Self-Directed Real Estate IRA Investors – Find Value in These Growing Smaller Cities
Value-seeking Self-Directed Real Estate IRA investors may want to look beyond high-priced tier-one coastal cities. After years of appreciation outpacing renter income, and with today’s record low interest rates, upside in markets like San Francisco, New York, Seattle, Boston and Miami may be limited. Many younger educated and technologically sophisticated workers are liberated by the Internet, and post coronavirus, they and their employers will have mastered a number of telecommuting technologies that will enable them to work from anywhere.
More of them are already moving to more attractively valued markets inland, according to research from the National Association of Realtors.
Self-Directed Real Estate IRA Investors – Consider These Ten Cities
The NAR went looking for cities that share the following characteristics:
- affordability
- solid job growth
- attracting large numbers of both retirees and millennials
- large numbers of recent college graduates who stay in town.
Only one of their top ten results has any oceanfront property whatsoever.
According to the National Association of Realtors, the top 10 housing markets positioned for growth in 2020 are:
- Boise City, Idaho
- McAllen-Edinburg-Mission, Texas
- Tucson, Arizona
- Chattanooga, Tennessee-Georgia
- Columbia, South Carolina
- Rochester, New York
- Colorado Springs, Colorado
- Winston-Salem, North Carolina
- Charleston-North Charleston, South Carolina
- Memphis, Tennessee-Mississippi-Arkansas
What is driving the trend? First, while the overall housing market experienced a slight slowdown in the number of sales in 2019, these ten cities managed to buck the trend, thanks to their continued affordability, healthy job growth, emerging technology centers driving wage growth, and quality of life.

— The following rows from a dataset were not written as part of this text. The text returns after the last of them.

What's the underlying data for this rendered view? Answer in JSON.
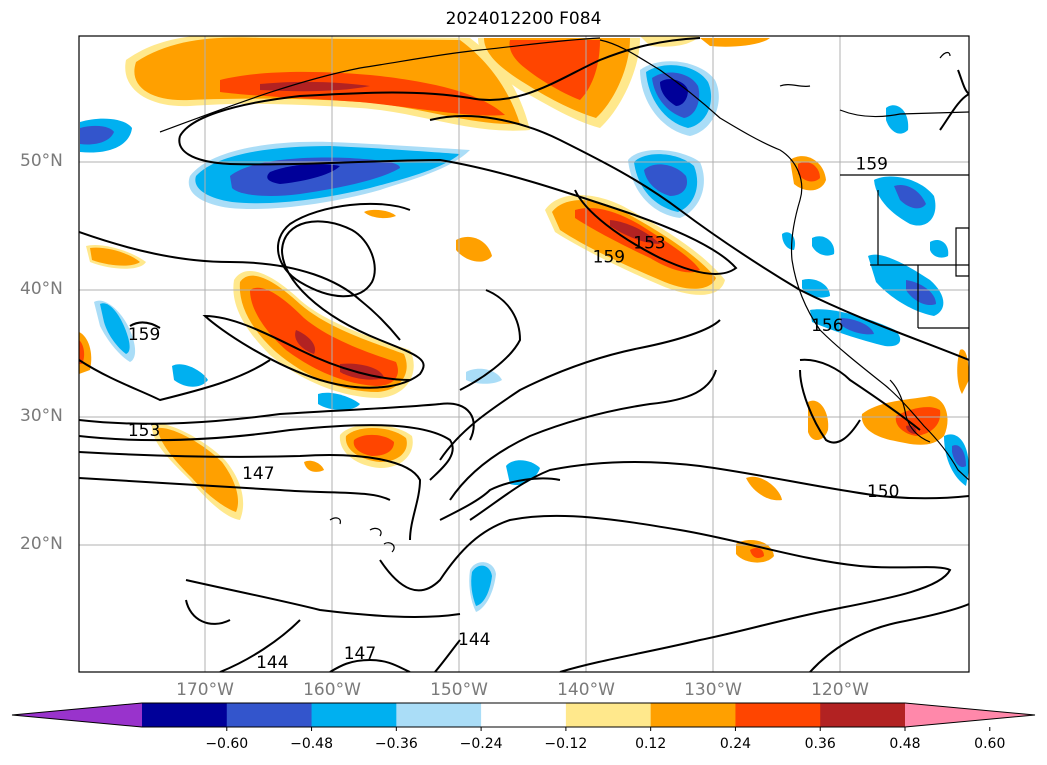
{
  "title": "2024012200 F084",
  "lat_labels": [
    {
      "text": "50°N",
      "lat": 50
    },
    {
      "text": "40°N",
      "lat": 40
    },
    {
      "text": "30°N",
      "lat": 30
    },
    {
      "text": "20°N",
      "lat": 20
    }
  ],
  "lon_labels": [
    {
      "text": "170°W",
      "lon": -170
    },
    {
      "text": "160°W",
      "lon": -160
    },
    {
      "text": "150°W",
      "lon": -150
    },
    {
      "text": "140°W",
      "lon": -140
    },
    {
      "text": "130°W",
      "lon": -130
    },
    {
      "text": "120°W",
      "lon": -120
    }
  ],
  "contour_labels": [
    {
      "text": "159",
      "lon": -117.5,
      "lat": 49.9
    },
    {
      "text": "153",
      "lon": -135.0,
      "lat": 43.7
    },
    {
      "text": "159",
      "lon": -138.2,
      "lat": 42.6
    },
    {
      "text": "156",
      "lon": -121.0,
      "lat": 37.2
    },
    {
      "text": "159",
      "lon": -174.8,
      "lat": 36.5
    },
    {
      "text": "153",
      "lon": -174.8,
      "lat": 29.0
    },
    {
      "text": "147",
      "lon": -165.8,
      "lat": 25.6
    },
    {
      "text": "150",
      "lon": -116.6,
      "lat": 24.2
    },
    {
      "text": "144",
      "lon": -148.8,
      "lat": 12.6
    },
    {
      "text": "147",
      "lon": -157.8,
      "lat": 11.5
    },
    {
      "text": "144",
      "lon": -164.7,
      "lat": 10.8
    }
  ],
  "colorbar": {
    "colors": [
      "#9933cc",
      "#000099",
      "#3355cc",
      "#00b0f0",
      "#aaddf7",
      "#ffffff",
      "#ffe88c",
      "#ffa000",
      "#ff4500",
      "#b22222",
      "#ff88aa"
    ],
    "tick_labels": [
      "−0.60",
      "−0.48",
      "−0.36",
      "−0.24",
      "−0.12",
      "0.12",
      "0.24",
      "0.36",
      "0.48",
      "0.60"
    ]
  }
}
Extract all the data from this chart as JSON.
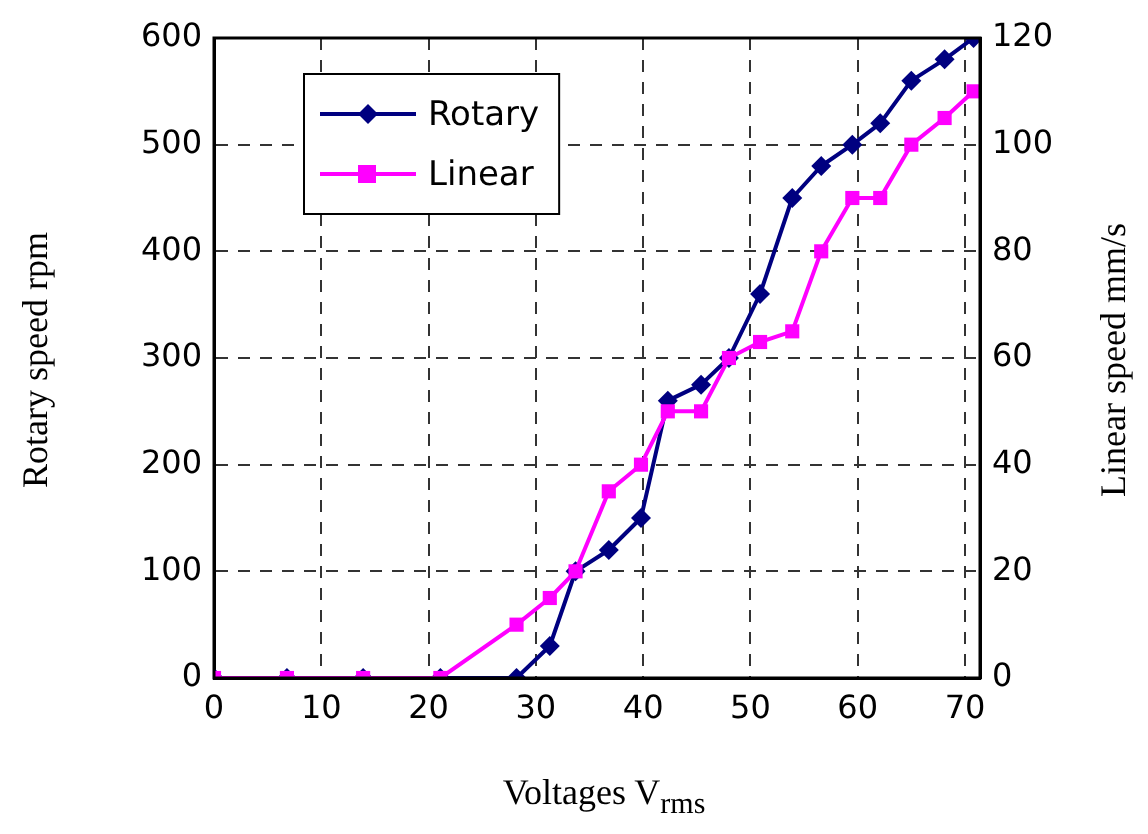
{
  "chart_data": {
    "type": "line",
    "xlabel": "Voltages V$_{rms}$",
    "ylabel": "Rotary speed rpm",
    "y2label": "Linear speed mm/s",
    "x": [
      0,
      6.8,
      13.9,
      21.1,
      28.2,
      31.3,
      33.7,
      36.8,
      39.8,
      42.3,
      45.4,
      48,
      50.9,
      53.9,
      56.6,
      59.5,
      62.1,
      65,
      68.1,
      70.8
    ],
    "series": [
      {
        "name": "Rotary",
        "color": "#000080",
        "marker": "diamond",
        "values": [
          0,
          0,
          0,
          0,
          0,
          30,
          100,
          120,
          150,
          260,
          275,
          300,
          360,
          450,
          480,
          500,
          520,
          560,
          580,
          600
        ]
      },
      {
        "name": "Linear",
        "color": "#ff00ff",
        "marker": "square",
        "axis": "y2",
        "values": [
          0,
          0,
          0,
          0,
          10,
          15,
          20,
          35,
          40,
          50,
          50,
          60,
          63,
          65,
          80,
          90,
          90,
          100,
          105,
          110
        ]
      }
    ],
    "xlim": [
      0,
      71.4
    ],
    "xticks": [
      0,
      10,
      20,
      30,
      40,
      50,
      60,
      70
    ],
    "ylim": [
      0,
      600
    ],
    "yticks": [
      0,
      100,
      200,
      300,
      400,
      500,
      600
    ],
    "y2lim": [
      0,
      120
    ],
    "y2ticks": [
      0,
      20,
      40,
      60,
      80,
      100,
      120
    ],
    "grid": true,
    "legend": "top left",
    "line_style": "solid"
  }
}
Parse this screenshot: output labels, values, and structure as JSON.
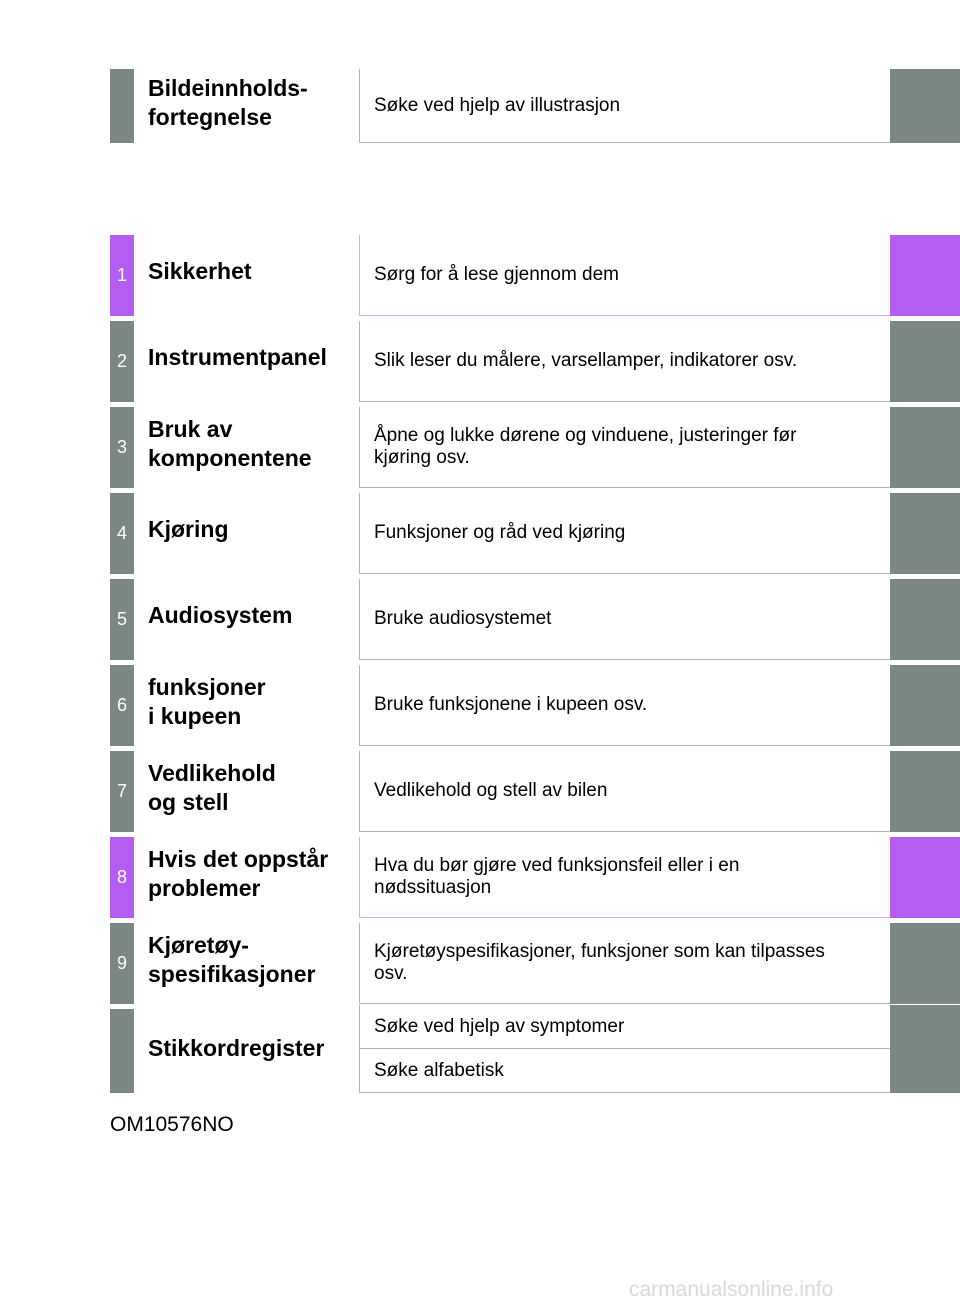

Younger buyers and Self-Directed Real Estate IRA investors can get into these markets at a reasonable price point, as well: As of the end of 2019, the median asking price for homes in these markets was $292,000. Seven out of the ten cities were priced below the national median home price of $312,000 – a fact that helped drive solid price appreciation of 7.6% over the course of 2019, compared with a more sedate year-over-year price increase for other markets of similar population size of 4.3%, according to the National Association of Realtors.
These cities are also outpacing national averages in terms of local GDP growth and job growth.
Projected price growth is better in these markets, too: Prior to the coronavirus outbreak, the National Association of Realtors was projecting a national price decrease of 1.8%, but these ten markets were projected to rise by an average of 2.4%.
That is not spectacular, but much better than the vast majority of markets – especially when you take leverage into account.
The economic fallout of the coronavirus will no doubt pull these numbers downward, but they do not affect the long-term fundamentals: These houses will still be there long after the coronavirus pandemic runs its course. The pandemic may even increase the advantage of smaller cities, as more families decide they no longer want to roll the dice with every urban commute on a train, bus or subway.